FAMOUS VISITORS TO CONNEMARA
In 1903, Leenane played host to King Edward VII and Queen Alexandra when they made a tour of Connemara to visit the poor in the Congested Districts. Among those who greeted the king on his arrival in Leenane were the Lord Lieutenant and the Countess of Dudley. The king and queen went into a number of small cottages at the head of Killary fjord, and bonfires were lit on surrounding hills to celebrate their visit.
At the western end of the Killary Fjord lies Rosroe, a small community where the philosopher Ludwig Wittgenstein spent several months in 1948 in the holiday cottage belonging to Maurice Drury. The cottage is now a youth hostel, and a wall plaque commemorates Wittgenstein’s brief occupancy of the house. The artist Paul Henry also spent time in the area.
Connemara has always been a favourite retreat for writers and artists, among them Oliver St John Gogarty, whose home is now the Renvyle House Hotel. His friend, William Butler Yeats, was a frequent visitor. A short distance away, on the shores of Lough Fee is a hunting lodge called Illaunroe, once owned by eminent surgeon and polymath, Sir William Robert Wills Wilde – father of Oscar Wilde. Oscar spent considerable time at Illaunroe from 1876-1878, and enjoyed fi shing in the lake.

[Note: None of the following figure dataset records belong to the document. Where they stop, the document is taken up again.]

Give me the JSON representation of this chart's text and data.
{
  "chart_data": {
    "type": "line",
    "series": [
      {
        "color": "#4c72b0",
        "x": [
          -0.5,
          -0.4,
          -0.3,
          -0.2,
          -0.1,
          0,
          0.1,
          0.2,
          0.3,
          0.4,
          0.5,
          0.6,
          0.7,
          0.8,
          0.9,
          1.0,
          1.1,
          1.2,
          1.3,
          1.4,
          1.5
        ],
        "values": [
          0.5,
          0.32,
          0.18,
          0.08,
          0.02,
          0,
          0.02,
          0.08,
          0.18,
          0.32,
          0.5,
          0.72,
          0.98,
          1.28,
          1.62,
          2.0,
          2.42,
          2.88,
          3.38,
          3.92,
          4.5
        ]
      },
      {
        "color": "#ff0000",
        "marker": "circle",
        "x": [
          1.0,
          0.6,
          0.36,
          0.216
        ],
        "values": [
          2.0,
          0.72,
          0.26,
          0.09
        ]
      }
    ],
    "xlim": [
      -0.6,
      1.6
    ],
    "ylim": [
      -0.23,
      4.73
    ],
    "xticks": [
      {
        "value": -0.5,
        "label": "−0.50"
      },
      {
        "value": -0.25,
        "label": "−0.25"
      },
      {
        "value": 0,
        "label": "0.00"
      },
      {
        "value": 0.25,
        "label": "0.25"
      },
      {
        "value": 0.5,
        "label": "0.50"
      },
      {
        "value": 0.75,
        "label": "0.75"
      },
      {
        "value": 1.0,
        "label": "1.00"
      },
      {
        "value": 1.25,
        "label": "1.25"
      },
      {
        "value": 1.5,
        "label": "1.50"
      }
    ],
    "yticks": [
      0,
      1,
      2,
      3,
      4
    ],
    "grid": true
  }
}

In 1989, Jim Sheridan directed a cinematic version of John B. Keane’s ‘The Field’, starring the late Richard Harris, John Hurt, Sean Bean and Tom Berrenger. The film was shot almost entirely in and around Leenane. The pub scenes in the film were shot in Gaynor’s Pub in the village, while Bull McCabe’s (played by Richard Harris) stone cottage was located just a short distance beyond the village on the Clifden road. The field for which the film its name was situated about six miles outside Leenane, beside a little bridge on the road to Westport. The fight scene between Bull McCabe, his son, and the American, was shot at the picturesque Aasleagh Falls, on the Erriff river, just north of Leenane.